Menurutnya, partai parlemen berpeluang besar menjadi kontestan pemilu. “Karena yang dimaksud telah 99% pasti jadi partai partisipan urusan politik 2029, itu adalah partai parlemen berkat budi baik MK melalui putusan 55/2020, partai parlemen tak perlu diverifikasi faktual, partai nonparlemen harus verifikasi administrasi lalu faktual,” kata Titi.

Kendati sudah diberi kemudahan oleh MK, ia meminta-minta partai parlemen tak menghambat hak kebijakan pemerintah partai nonparlemen. Menurutnya, partai parlemen di area DPR perlu memudahkan partai nonparlemen menjadi kontestan pemilu.

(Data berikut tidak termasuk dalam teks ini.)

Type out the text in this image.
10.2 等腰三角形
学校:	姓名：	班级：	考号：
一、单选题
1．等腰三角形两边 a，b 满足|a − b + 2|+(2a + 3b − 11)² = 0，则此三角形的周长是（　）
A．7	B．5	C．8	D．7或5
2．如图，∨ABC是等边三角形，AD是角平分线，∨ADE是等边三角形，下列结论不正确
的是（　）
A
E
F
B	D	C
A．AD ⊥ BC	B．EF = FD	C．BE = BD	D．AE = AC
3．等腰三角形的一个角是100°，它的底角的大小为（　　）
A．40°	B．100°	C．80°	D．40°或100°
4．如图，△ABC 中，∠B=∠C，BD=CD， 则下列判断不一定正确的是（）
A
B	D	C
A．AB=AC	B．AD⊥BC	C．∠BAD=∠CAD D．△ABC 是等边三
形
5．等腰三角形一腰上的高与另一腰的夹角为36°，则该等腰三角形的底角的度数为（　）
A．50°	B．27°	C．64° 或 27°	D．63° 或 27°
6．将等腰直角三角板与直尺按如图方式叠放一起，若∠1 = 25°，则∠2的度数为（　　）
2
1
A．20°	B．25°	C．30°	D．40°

“Sudah dikasih kebaikan MK jangan menghambat hak urusan politik yang lain. Lebih baik kemudian biarkan kompetisinya sehat, persyaratan menjadi kontestan pemilihan umum kalau sanggup malah dimudahkan,” ungkap Titi.

Baca Juga: Presidential Threshold Dihapus, Capres Tunggal Pupus

Ia pun menyarankan agar DPR menghasilkan ambang batas fraksi untuk mengurangi fragmentasi dalam parlemen. Namun, Titi menilai, perlu adanya kemudahan partai nonparlemen menjadi kontestan pemilu.

“Kalau ingin menjaga dari fragmentasi pada parlemen, sebab memang sebenarnya parlemen sebagai mitra Presiden perlu fragmentasi simpel dari sisi kekuatan politik, itu bisa saja diberlakukan dengan ambang batas fraksi,” ungkap pengajar hukum pilpres Universitas Indonesia ini.

“Biarkan partai-partai masuk parlemen. Hapuskan hanya ambang batas parlemen, kalau mau masih ambang batas, seperti usulan Perludem, 1% saja,” pungkasnya.